First off let me take the time to say hello to everyone, this is my first post. I am not new to the forum but have never posted anything. I have been a reader of the abundance of information that this website has to offer. 

My little brother just signed a full ride scholarship to play football. Which enabled us to finally talk our parents into taking us back to Cape San Blas. It has been nine years since we have been, so it’s been a long time coming! We will be staying on the bay side. This allowed us to put traps out and catch baitfish, from what I can remember.  We will have access to a 20ft bay boat and will be attempting to catch trout, redfish and maybe some tarpon. The only reason I say tarpon is due to reading previous post about catching them around Indian Pass.

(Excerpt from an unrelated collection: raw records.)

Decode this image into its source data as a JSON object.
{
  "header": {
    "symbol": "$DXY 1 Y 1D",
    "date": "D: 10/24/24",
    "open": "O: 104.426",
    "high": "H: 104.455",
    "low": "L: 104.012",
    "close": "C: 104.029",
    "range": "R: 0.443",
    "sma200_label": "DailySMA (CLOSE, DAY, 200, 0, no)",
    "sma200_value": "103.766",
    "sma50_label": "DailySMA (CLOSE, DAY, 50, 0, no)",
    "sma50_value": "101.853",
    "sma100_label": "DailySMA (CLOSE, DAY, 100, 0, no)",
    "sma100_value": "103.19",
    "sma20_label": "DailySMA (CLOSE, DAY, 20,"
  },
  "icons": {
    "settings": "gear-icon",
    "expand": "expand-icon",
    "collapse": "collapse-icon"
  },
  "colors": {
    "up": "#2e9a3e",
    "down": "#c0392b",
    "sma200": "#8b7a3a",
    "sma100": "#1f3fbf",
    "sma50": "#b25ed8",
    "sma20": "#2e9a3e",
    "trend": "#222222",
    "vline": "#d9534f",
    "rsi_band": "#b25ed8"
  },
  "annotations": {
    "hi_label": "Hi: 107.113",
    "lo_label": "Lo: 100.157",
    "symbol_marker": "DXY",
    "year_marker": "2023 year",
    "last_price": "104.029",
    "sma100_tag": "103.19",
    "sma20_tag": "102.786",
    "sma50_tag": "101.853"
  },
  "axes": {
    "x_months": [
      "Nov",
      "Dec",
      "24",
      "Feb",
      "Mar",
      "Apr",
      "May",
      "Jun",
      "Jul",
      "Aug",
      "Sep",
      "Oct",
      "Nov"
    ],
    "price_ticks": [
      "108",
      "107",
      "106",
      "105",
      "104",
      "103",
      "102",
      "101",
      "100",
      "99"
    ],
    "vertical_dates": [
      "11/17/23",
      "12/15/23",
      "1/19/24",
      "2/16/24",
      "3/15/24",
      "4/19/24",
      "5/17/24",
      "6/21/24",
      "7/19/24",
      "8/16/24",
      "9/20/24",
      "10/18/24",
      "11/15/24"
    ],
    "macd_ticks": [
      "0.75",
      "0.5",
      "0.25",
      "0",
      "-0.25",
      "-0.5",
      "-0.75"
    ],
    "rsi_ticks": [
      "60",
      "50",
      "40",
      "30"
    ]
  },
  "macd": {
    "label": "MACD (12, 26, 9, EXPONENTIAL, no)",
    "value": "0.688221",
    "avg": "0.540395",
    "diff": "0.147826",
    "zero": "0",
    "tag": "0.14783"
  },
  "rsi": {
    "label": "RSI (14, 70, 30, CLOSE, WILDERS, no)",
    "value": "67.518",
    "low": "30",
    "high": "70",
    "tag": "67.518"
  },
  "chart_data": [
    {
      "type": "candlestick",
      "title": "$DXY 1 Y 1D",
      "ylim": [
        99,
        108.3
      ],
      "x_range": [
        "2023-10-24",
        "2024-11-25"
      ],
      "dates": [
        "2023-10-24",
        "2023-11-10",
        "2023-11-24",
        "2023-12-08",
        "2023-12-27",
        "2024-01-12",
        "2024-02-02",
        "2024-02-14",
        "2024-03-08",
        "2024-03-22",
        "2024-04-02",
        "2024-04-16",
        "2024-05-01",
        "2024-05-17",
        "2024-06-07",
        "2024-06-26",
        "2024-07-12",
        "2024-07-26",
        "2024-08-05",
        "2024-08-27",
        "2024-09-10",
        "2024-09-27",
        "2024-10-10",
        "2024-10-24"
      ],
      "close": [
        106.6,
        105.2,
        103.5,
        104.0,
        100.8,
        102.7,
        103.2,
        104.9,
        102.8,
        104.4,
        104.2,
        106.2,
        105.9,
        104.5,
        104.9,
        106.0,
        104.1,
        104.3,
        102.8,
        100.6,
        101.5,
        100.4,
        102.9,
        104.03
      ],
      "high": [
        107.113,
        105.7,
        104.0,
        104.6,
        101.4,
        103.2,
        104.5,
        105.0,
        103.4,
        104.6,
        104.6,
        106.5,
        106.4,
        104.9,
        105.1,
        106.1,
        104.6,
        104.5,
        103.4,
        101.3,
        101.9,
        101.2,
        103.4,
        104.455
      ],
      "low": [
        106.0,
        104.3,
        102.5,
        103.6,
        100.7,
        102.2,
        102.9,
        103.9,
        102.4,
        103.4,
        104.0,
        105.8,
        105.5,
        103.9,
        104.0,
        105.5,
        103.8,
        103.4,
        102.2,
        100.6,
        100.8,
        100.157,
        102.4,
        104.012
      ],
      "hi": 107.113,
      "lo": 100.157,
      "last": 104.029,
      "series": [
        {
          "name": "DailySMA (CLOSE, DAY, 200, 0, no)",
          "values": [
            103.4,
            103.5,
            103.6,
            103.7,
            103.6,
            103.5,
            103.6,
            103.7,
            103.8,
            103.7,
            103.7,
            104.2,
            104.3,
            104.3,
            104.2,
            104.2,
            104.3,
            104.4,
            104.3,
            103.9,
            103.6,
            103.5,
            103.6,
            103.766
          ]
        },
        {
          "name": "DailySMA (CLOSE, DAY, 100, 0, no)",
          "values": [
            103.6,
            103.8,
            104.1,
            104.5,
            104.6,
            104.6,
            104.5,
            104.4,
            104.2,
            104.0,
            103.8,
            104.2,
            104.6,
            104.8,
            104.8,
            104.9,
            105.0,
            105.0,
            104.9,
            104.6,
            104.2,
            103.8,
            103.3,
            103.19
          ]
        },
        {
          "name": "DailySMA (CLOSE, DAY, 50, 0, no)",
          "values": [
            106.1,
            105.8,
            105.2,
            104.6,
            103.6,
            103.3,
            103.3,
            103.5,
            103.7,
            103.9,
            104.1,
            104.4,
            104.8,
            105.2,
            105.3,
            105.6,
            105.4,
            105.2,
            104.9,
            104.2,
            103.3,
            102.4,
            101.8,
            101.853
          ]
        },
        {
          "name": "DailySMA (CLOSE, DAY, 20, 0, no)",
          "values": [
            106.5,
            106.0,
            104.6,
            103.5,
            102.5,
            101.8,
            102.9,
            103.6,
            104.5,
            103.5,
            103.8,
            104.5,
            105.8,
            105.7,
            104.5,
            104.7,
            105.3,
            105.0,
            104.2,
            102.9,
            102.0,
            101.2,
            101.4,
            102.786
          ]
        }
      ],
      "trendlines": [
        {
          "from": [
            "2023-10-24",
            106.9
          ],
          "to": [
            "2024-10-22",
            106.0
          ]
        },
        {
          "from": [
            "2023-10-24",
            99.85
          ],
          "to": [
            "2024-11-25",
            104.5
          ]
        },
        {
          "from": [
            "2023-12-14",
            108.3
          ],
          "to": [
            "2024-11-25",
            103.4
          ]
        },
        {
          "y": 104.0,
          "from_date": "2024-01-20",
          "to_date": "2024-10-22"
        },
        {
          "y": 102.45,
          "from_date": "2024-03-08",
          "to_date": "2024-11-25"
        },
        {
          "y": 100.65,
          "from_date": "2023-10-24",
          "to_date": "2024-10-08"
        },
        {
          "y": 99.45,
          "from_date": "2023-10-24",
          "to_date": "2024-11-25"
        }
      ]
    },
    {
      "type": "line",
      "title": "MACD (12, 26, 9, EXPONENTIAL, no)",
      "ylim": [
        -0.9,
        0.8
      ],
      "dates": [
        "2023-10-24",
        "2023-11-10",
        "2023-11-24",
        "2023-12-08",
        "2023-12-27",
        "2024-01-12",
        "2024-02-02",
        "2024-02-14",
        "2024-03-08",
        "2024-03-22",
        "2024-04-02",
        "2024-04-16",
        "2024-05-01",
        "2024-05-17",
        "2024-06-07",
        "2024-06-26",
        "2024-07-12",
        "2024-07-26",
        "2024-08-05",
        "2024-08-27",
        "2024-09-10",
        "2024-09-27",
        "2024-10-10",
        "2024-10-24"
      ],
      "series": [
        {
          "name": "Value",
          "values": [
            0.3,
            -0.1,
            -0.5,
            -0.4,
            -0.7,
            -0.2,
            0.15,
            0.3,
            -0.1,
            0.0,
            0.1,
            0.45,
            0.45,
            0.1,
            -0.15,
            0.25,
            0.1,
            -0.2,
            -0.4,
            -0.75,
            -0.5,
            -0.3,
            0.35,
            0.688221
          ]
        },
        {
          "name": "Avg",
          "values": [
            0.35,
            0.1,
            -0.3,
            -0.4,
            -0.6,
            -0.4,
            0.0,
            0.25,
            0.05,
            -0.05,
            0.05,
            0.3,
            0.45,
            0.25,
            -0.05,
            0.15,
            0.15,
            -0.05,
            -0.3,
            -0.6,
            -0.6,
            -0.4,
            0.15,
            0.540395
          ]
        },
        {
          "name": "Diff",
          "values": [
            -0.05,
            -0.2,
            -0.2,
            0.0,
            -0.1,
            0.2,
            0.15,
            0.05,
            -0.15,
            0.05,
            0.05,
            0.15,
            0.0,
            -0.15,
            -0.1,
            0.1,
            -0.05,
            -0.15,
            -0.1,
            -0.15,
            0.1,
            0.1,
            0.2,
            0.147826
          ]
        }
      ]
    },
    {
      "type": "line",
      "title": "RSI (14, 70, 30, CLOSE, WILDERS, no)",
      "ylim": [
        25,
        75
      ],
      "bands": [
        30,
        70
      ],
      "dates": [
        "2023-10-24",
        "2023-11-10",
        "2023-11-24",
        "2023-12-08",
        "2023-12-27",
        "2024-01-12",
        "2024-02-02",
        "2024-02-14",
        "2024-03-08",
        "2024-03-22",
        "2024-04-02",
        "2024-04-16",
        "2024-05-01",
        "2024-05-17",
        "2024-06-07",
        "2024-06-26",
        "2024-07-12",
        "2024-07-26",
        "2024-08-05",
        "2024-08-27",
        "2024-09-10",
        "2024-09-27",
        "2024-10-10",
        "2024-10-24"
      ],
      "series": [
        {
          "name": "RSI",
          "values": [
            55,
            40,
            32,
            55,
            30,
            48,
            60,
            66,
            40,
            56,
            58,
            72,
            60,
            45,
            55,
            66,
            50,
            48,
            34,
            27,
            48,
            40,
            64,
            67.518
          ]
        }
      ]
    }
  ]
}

Being a 99% freshwater fisherman I am writing this asking for you guys help! I know about the popping corks, but how long should the liter be from the cork? Any depth of water that will generally hold more trout or redfish? Circle hooks? What pound test should the liter be? Any other bait that would be good to try such as artificial shrimp? Is tarpon worth trying?

Any information that you guys could share would be greatly appreciated. I would really like to make this a great trip for my little brother, since he is leaving me to go nine hours away!! 

Thank you all, and God Bless!!


----------



## Fourfingers (Jun 5, 2013)

I general like to have about two feet under my cork with a jig head on the end and usually fish in water any where from 8 to 3 ft that way. Keep a pole with a jig head tied on and berkly gulp 3" shrimp  on them. Color vary but new penny and pearl white do good. Keep a top water tied on for in the mornings and afternoon. Also fish the tides moving water is your friend. Good luck


----------



## StikR (Jun 6, 2013)

What is a top water plug rec?


----------



## bhdawgs (Jun 7, 2013)

Zara Spook Jr is a deadly topwater plug


----------



## StikR (Jun 7, 2013)

Cool.  I have them.  What color do yu recommend?


----------



## StikR (Jun 21, 2013)

Any color recommendations on the zara s


----------



## biggabuck (Jun 21, 2013)

Pearl or redfish


----------



## Fourfingers (Jun 21, 2013)

We have caught a bunch of trout and reds on white spook


----------



## swalker1517 (Jun 21, 2013)

StikR said:


> Cool.  I have them.  What color do yu recommend?



For some reason reds absolutely love the bone color. I ran out of em and couldn't catch anything on any other color.


----------